Hunter nodded and looked away.
Jazz touched his cheek. “Do I want to know why?”
“Not now.”
“OK.
“So Rosie is a little Jazz without all the hurt?”
Jazz pulled out her phone and showed him. “Here’s her picture.”
“She does look like you.”
“I’d like to see her.” She hugged the phone to her chest.
“We’ll go to MawMaw’s after your mom gets back.”
Jazz’s eyes widened. “We will?”
“All of us.”
“That would be very cool.” She kissed his cheek. “I’m going to take a shower and change my clothes. I put your bag in my room—just temporarily. You can decide where you want to sleep. There’s a quilt and some blankets in the hall closet. Make your bed wherever you want.”
“I’d like my thermos.”
She walked down the hall toward her room. “It’s in here.”
Hunter followed her.
“Are you tired?” she asked as she pulled some clothes out of her drawers.

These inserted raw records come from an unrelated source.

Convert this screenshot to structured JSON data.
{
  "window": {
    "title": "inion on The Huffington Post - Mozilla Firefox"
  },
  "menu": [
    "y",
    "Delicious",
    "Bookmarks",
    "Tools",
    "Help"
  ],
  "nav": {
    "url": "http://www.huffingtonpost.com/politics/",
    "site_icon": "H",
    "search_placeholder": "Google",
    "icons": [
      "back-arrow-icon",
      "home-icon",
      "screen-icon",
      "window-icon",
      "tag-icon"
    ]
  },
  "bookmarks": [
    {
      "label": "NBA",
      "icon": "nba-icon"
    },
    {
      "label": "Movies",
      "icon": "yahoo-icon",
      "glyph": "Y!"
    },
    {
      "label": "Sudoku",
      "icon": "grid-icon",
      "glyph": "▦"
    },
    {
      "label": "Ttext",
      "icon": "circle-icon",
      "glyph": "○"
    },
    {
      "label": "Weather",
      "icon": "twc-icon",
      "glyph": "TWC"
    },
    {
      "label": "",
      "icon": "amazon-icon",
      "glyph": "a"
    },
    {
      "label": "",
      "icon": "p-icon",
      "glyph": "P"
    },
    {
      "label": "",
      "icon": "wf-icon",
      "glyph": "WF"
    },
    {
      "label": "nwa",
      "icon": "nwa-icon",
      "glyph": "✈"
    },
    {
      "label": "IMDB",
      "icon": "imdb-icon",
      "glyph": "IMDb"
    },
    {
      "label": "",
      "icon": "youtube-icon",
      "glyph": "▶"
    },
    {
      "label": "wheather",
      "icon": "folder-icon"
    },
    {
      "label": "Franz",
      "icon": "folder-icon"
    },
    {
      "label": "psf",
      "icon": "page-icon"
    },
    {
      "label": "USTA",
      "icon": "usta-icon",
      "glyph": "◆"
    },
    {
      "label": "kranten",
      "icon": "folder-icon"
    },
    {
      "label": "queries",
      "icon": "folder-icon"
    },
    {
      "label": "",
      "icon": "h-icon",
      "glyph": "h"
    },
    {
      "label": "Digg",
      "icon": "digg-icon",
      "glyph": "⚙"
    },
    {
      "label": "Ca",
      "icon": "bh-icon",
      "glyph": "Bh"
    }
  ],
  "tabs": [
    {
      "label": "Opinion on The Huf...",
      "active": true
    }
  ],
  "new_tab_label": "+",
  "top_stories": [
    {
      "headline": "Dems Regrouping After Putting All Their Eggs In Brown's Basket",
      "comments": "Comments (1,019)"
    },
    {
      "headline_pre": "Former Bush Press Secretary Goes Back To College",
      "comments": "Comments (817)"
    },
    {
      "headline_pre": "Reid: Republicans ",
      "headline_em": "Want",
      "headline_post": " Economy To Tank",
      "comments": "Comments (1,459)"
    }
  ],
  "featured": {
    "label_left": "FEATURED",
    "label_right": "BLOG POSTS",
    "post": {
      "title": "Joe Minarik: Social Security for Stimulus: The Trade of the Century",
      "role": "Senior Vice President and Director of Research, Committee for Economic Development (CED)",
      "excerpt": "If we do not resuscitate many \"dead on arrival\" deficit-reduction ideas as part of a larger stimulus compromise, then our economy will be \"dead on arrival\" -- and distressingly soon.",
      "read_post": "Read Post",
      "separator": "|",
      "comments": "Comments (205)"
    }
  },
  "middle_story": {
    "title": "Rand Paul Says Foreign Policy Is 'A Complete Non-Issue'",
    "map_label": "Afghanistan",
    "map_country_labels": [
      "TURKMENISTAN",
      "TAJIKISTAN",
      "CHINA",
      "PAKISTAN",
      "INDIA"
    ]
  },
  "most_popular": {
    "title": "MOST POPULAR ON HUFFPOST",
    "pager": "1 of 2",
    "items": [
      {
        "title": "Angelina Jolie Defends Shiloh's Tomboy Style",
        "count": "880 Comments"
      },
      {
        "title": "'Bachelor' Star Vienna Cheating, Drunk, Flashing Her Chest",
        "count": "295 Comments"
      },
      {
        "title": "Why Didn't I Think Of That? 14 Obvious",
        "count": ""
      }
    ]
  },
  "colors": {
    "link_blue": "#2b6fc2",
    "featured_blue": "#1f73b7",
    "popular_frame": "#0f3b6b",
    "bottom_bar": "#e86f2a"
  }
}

Hunter sat down next to his duffel. “Yes, but my brain isn’t.” He unzipped the bag and pulled out his thermos. He flipped open the top and took a drink.
“You can stay in here if you want. Even lie down on my bed. And if you don’t want Alessandro staring at you, just take him down. I don’t think I need him anymore.”
Hunter smiled at her. “Think I’ll have to seriously work out to replace Alessandro.’”
“He’s just a fake body to fantasize about, Hunter. Whatever pleasure he helped create kept the demons at bay only for a few minutes. You can eliminate the demons entirely. I’d choose you over Alessandro any day. Or night.”
Jazz winked and left the room.
Chapter Nineteen
Hunter took another sip from his thermos. Soon he heard the sound of a shower drifting into the room. He closed his eyes and the scent of Bombshell Seduction filled his nose—his mother’s favorite perfume. He stood inside her bedroom, facing the door.
“I have something to show you. Turn around.”
He felt dizzy, and the back of his throat ached. He knew what he would see if he turned around. Why did she do that to him? He stood outside her door hearing her laugh.